Ukraińscy żołnierze przechodzą szkolenia w ośrodkach NATO, w tym w Polsce, od 2022 roku. Jak się okazuje, trening przygotowawczy, w którym biorą udział, mają mieć kilka wspólnego z faktyczną praktyką i prawdziwymi realiami na froncie. BBC poinformowało, iż wojskowi krytykują m.in. nieuwzględnianie dronów podczas szkoleń.
Ukraińcy o szkoleniach wojskowych NATO. Są rozczarowani ich poziomem
Szkolenia państw Organizacji Traktatu Północnoatlantyckiego opierają się na scenariuszach NATO z czasów wojen w Iraku i Afganistanie. W relacji ukraińskich żołnierzy wspomniano o sytuacji, w której jeden z instruktorów omawiał z uczestnikami treningu obronę przeprawy przez rzekę z wykorzystaniem transporterów opancerzonych. Zagraniczni wojskowi, będący żołnierzami piechoty morskiej, zwrócili mu wówczas uwagę, iż opisane przez niego działanie wiąże się z ogromnym ryzykiem, jeżeli w pobliżu krążą drony.
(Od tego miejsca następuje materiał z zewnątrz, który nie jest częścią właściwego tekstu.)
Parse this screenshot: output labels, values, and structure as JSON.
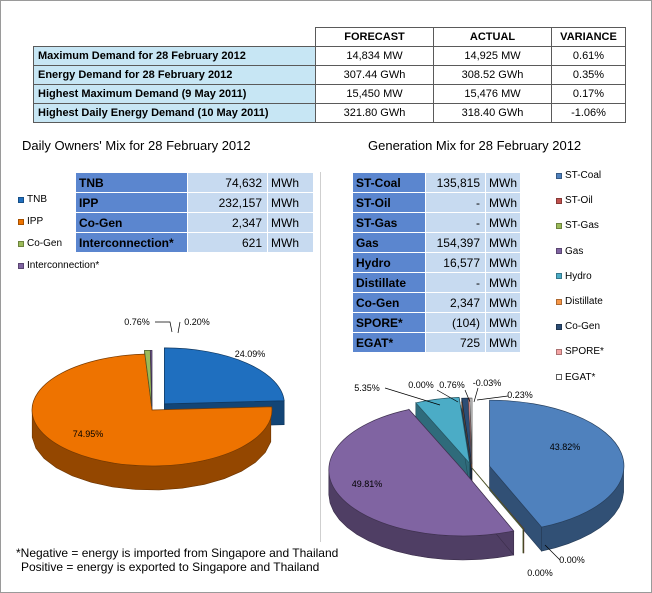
{
  "summary": {
    "headers": [
      "FORECAST",
      "ACTUAL",
      "VARIANCE"
    ],
    "rows": [
      {
        "label": "Maximum Demand for 28 February 2012",
        "forecast": "14,834  MW",
        "actual": "14,925  MW",
        "variance": "0.61%"
      },
      {
        "label": "Energy Demand for 28 February 2012",
        "forecast": "307.44  GWh",
        "actual": "308.52  GWh",
        "variance": "0.35%"
      },
      {
        "label": "Highest Maximum Demand (9 May 2011)",
        "forecast": "15,450  MW",
        "actual": "15,476  MW",
        "variance": "0.17%"
      },
      {
        "label": "Highest Daily Energy Demand (10 May 2011)",
        "forecast": "321.80  GWh",
        "actual": "318.40  GWh",
        "variance": "-1.06%"
      }
    ]
  },
  "owners": {
    "title": "Daily Owners' Mix for 28 February 2012",
    "rows": [
      {
        "label": "TNB",
        "value": "74,632",
        "unit": "MWh"
      },
      {
        "label": "IPP",
        "value": "232,157",
        "unit": "MWh"
      },
      {
        "label": "Co-Gen",
        "value": "2,347",
        "unit": "MWh"
      },
      {
        "label": "Interconnection*",
        "value": "621",
        "unit": "MWh"
      }
    ]
  },
  "generation": {
    "title": "Generation Mix for 28 February 2012",
    "rows": [
      {
        "label": "ST-Coal",
        "value": "135,815",
        "unit": "MWh"
      },
      {
        "label": "ST-Oil",
        "value": "-",
        "unit": "MWh"
      },
      {
        "label": "ST-Gas",
        "value": "-",
        "unit": "MWh"
      },
      {
        "label": "Gas",
        "value": "154,397",
        "unit": "MWh"
      },
      {
        "label": "Hydro",
        "value": "16,577",
        "unit": "MWh"
      },
      {
        "label": "Distillate",
        "value": "-",
        "unit": "MWh"
      },
      {
        "label": "Co-Gen",
        "value": "2,347",
        "unit": "MWh"
      },
      {
        "label": "SPORE*",
        "value": "(104)",
        "unit": "MWh"
      },
      {
        "label": "EGAT*",
        "value": "725",
        "unit": "MWh"
      }
    ]
  },
  "chart_data": [
    {
      "type": "pie",
      "title": "Daily Owners' Mix for 28 February 2012",
      "legend": "left",
      "categories": [
        "TNB",
        "IPP",
        "Co-Gen",
        "Interconnection*"
      ],
      "values": [
        24.09,
        74.95,
        0.76,
        0.2
      ],
      "labels": [
        "24.09%",
        "74.95%",
        "0.76%",
        "0.20%"
      ],
      "colors": [
        "#1f6fbf",
        "#ee7300",
        "#9bbb59",
        "#8064a2"
      ]
    },
    {
      "type": "pie",
      "title": "Generation Mix for 28 February 2012",
      "legend": "right",
      "categories": [
        "ST-Coal",
        "ST-Oil",
        "ST-Gas",
        "Gas",
        "Hydro",
        "Distillate",
        "Co-Gen",
        "SPORE*",
        "EGAT*"
      ],
      "values": [
        43.82,
        0.0,
        0.0,
        49.81,
        5.35,
        0.0,
        0.76,
        -0.03,
        0.23
      ],
      "labels": [
        "43.82%",
        "0.00%",
        "0.00%",
        "49.81%",
        "5.35%",
        "0.00%",
        "0.76%",
        "-0.03%",
        "0.23%"
      ],
      "colors": [
        "#4f81bd",
        "#c0504d",
        "#9bbb59",
        "#8064a2",
        "#4bacc6",
        "#f79646",
        "#2c4d75",
        "#f4a3a3",
        "#ffffff"
      ]
    }
  ],
  "footnote": {
    "line1": "*Negative = energy is imported from Singapore and Thailand",
    "line2": "Positive = energy is exported to Singapore and Thailand"
  }
}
Jak podkreśliło BBC, wspomniana wymiana zdań między żołnierzami a instruktorem stanowi jedynie część "większego obrazu, w którym jest wszystko [...], ale brakuje istotnego elementu współczesnych wojen, czyli dronów".
W rozmowie z BBC News Ukraine Sztab Generalny Sił Zbrojnych Ukrainy zaznaczył, iż otrzymuje na bieżąco raporty żołnierzy biorących udział w zagranicznych szkoleniach wojskowych i nieustannie stara się poprawiać jakość programów szkoleniowych. Polskie Ministerstwo Obrony Narodowej przekazało natomiast brytyjskiemu nadawcy, iż nie dostało żadnych negatywnych sygnałów ze strony uczestników treningów.
Przypomnijmy, iż w październiku bieżącego roku na terenie Ośrodka Szkolenia Poligonowego Wojsk Lądowych Dęba–Lipa uruchomiono obóz szkoleniowy Jomsborg, w którym instruktorzy z Norwegii szkolą ukraińskich żołnierzy do wojny z wykorzystaniem dronów.